In the last month I had three projects due dates converge, on top of full-time work I accidentally signed up for and on top of standard full-time uni commitments. Of these projects, Minecraftle was the most fun to put together, but rake was the most educational. I'd never worked with sockets or TCP protocols before so this project was out of my comfort zone, and barring a few hiccups, we managed to build decent (and fragile) client and server programs.
The assignment required the design and implementation of protocol to enable distributed compilation of files and remote command execution across multiple servers (r(emote) + (m)ake = rake). We needed to write a server program, and two client programs (one in C, the other in Python). Between Beej's guide and the coursework, we fumbled our way to working prototypes, able to pass files, messages, and any other arbitrary data between our clients and servers. The commands and files needing to be passed to servers were defined in a Rakefile
, a strictly written parody of makefiles.
It was extremely satisfying to see the programs work, with files being sent from my partner's machine to servers at my house and back again in perfect-ish synchronicity. Just for our own gratification we tested it by compiling larger and larger C programs, which the servers handled by creating subprocesses to execute in parallel threads.
# Executes a given command
def run_command(cmd_str, execution_path):
if cmd_str.startswith('remote-'):
cmd_str = cmd_str[7:]
if verbose: print("\tExecuting", cmd_str)
proc = subprocess.Popen(cmd_str, cwd=execution_path, shell = True, stdout=subprocess.PIPE, stderr=subprocess.PIPE)
global n_active_procs
n_active_procs+=1
return proc
(Obviously this is a security nightmare, we literally open the servers to execute arbitrary commands without any santising or checks. Please don't abuse. Or better yet, don't use.)
In our satisfaction-based testing, we noticed that the server would regularly crash when it received its 1010th to 1020th connection from the clients.
Got connection 1012 from ('192.168.0.28', 56193)
<-- cost-query
--> cost 2
Got connection 1013 from ('192.168.0.28', 56194)
<-- 2 1 cc -c func3.c
<-- filename: func3.c
<-- file (size 39)
Saved file /tmp/rs-5c1c832d-a18f-4189-b039-f6335af03aeb/func3.c
Saved 1 files to dir: /tmp/rs-5c1c832d-a18f-4189-b039-f6335af03aeb
Executing cc -c func3.c
Traceback (most recent call last):
File "rakeserver.py", line 151, in <module>
receive_command(received_data, connection)
File "rakeserver.py", line 88, in receive_command
proc = run_command(cmd_str, execution_path)
File "rakeserver.py", line 41, in run_command
proc = subprocess.Popen(cmd_str, cwd=execution_path, shell = True, stdout=subprocess.PIPE, stderr=subprocess.PIPE)
File "/usr/lib/python3.8/subprocess.py", line 858, in __init__
self._execute_child(args, executable, preexec_fn, close_fds,
File "/usr/lib/python3.8/subprocess.py", line 1605, in _execute_child
errpipe_read, errpipe_write = os.pipe()
OSError: [Errno 24] Too many open files
1020 is suspiciously close to 1024, which immediately seemed like a red flag.
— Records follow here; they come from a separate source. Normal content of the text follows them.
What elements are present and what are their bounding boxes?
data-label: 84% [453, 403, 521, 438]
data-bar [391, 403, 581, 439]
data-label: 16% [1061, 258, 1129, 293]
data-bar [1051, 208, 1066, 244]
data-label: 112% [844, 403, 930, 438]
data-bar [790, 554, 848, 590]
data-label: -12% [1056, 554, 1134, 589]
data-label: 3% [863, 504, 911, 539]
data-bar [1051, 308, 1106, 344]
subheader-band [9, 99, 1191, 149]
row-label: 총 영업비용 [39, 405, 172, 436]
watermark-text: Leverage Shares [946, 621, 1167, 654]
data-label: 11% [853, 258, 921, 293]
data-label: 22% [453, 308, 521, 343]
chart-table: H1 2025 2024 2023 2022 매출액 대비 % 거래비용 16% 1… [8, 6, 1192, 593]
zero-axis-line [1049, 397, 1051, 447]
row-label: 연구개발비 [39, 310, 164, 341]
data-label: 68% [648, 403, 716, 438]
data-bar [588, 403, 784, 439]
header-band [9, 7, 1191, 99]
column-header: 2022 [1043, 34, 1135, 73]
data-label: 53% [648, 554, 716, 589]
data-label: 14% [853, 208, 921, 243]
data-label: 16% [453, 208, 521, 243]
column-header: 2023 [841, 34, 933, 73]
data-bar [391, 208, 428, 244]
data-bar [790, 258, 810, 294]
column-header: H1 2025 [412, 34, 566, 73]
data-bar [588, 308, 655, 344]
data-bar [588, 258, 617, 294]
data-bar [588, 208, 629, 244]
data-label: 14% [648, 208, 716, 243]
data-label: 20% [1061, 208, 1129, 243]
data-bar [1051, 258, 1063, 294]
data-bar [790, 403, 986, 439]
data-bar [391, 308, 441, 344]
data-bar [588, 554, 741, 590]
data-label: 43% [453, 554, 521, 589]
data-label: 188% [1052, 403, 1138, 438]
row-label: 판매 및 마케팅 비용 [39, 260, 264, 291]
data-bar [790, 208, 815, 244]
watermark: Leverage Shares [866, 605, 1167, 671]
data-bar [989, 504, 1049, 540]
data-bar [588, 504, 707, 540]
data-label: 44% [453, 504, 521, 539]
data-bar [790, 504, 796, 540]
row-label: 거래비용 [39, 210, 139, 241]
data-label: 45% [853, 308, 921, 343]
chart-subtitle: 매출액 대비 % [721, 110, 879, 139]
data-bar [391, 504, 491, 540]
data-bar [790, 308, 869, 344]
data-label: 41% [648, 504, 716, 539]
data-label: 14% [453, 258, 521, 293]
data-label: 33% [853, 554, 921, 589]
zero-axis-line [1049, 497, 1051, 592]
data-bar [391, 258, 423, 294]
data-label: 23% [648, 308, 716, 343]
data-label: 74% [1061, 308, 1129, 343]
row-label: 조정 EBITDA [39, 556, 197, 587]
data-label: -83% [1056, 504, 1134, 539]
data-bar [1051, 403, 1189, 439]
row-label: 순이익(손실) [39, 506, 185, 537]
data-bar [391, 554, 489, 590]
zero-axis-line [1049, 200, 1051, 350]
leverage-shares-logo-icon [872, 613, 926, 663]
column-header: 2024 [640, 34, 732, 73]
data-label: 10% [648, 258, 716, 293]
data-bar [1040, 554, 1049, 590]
Though select()
wasn't being called in the server, I was aware of the existence of limitations around socket/file descriptors over 1024 in some functions.
As far as I could tell all sockets were being closed properly by the server and all files that were opened were closed. Adding some debug output revealed that the sockets were leaking in pairs‽
It was also noteworthy that many file descriptors were being reused by the server, so clearly some of them were being handled properly.
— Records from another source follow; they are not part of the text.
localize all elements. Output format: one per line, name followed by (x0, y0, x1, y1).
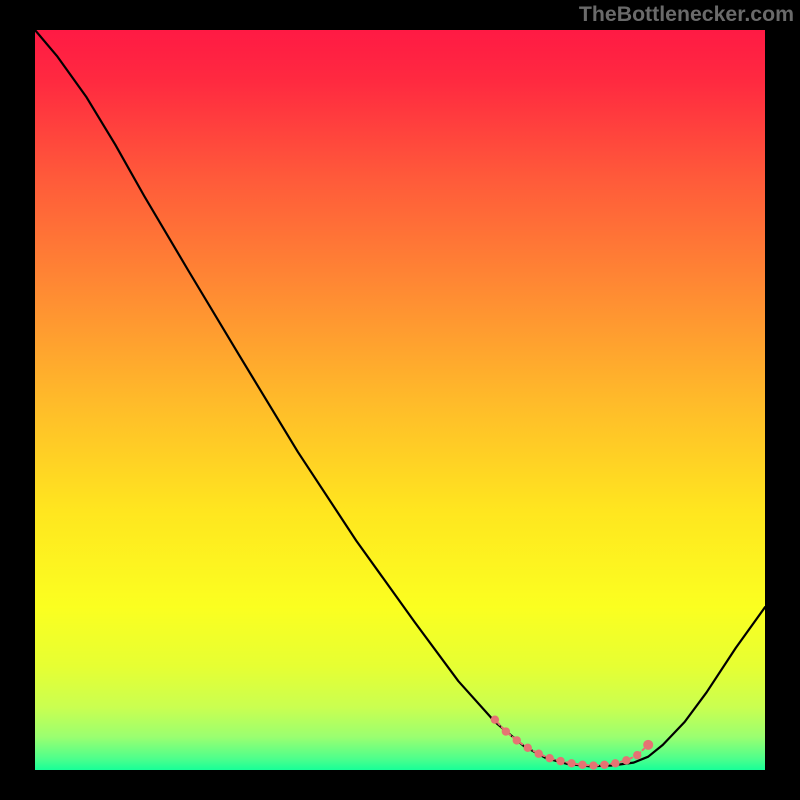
chart-svg (35, 30, 765, 770)
gradient-background (35, 30, 765, 770)
optimal-band-marker (600, 761, 608, 769)
plot-area (35, 30, 765, 770)
optimal-band-marker (567, 759, 575, 767)
chart-canvas: TheBottlenecker.com (0, 0, 800, 800)
optimal-band-marker (633, 751, 641, 759)
optimal-band-marker (578, 761, 586, 769)
optimal-band-marker (524, 744, 532, 752)
optimal-band-marker (622, 756, 630, 764)
optimal-band-end-marker (643, 740, 653, 750)
optimal-band-marker (589, 761, 597, 769)
optimal-band-marker (556, 757, 564, 765)
optimal-band-marker (491, 715, 499, 723)
optimal-band-marker (513, 736, 521, 744)
optimal-band-marker (545, 754, 553, 762)
optimal-band-marker (535, 750, 543, 758)
optimal-band-marker (502, 727, 510, 735)
watermark-text: TheBottlenecker.com (579, 2, 794, 27)
optimal-band-marker (611, 759, 619, 767)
After hours of StackOverflow and dubious imitations of it, I resigned myself to hoping the markers never ran the server for long enough to get 1010 connections and notice the leak. The rest of the assignment was functional and we'd get a good mark regardless of this bug. The only thing at risk was my pride.
We fixed up the other remaining bugs, generally cleaned up formatting and completed our write-up, readied for submission the next day. On the morning it was due, I hoped fresh eyes would help me squash this tantalisingly simple bug.
Fresh eyes prevailed and I found the leak. To allow the stdout and stderr to be passed back to the client, we set the proc object to capture the command's outputs with the arguments stdout=subprocess.PIPE, stderr=subprocess.PIPE
. These were retrieved later in the program:
msg2 = str(proc.stdout.read().decode("utf-8"))
msg3 = str(proc.stderr.read().decode("utf-8"))
read()
should have been the giveaway. Unbeknownst to me, subprocess.Popen()
opens files to capture the outputs, which I was never closing.
msg2 = str(proc.stdout.read().decode("utf-8"))
msg3 = str(proc.stderr.read().decode("utf-8"))
proc.stdout.close()
proc.stderr.close()
Leak plugged!
Update 2022-06-20:
Just learnt about popen() in C, now I feel really stupid.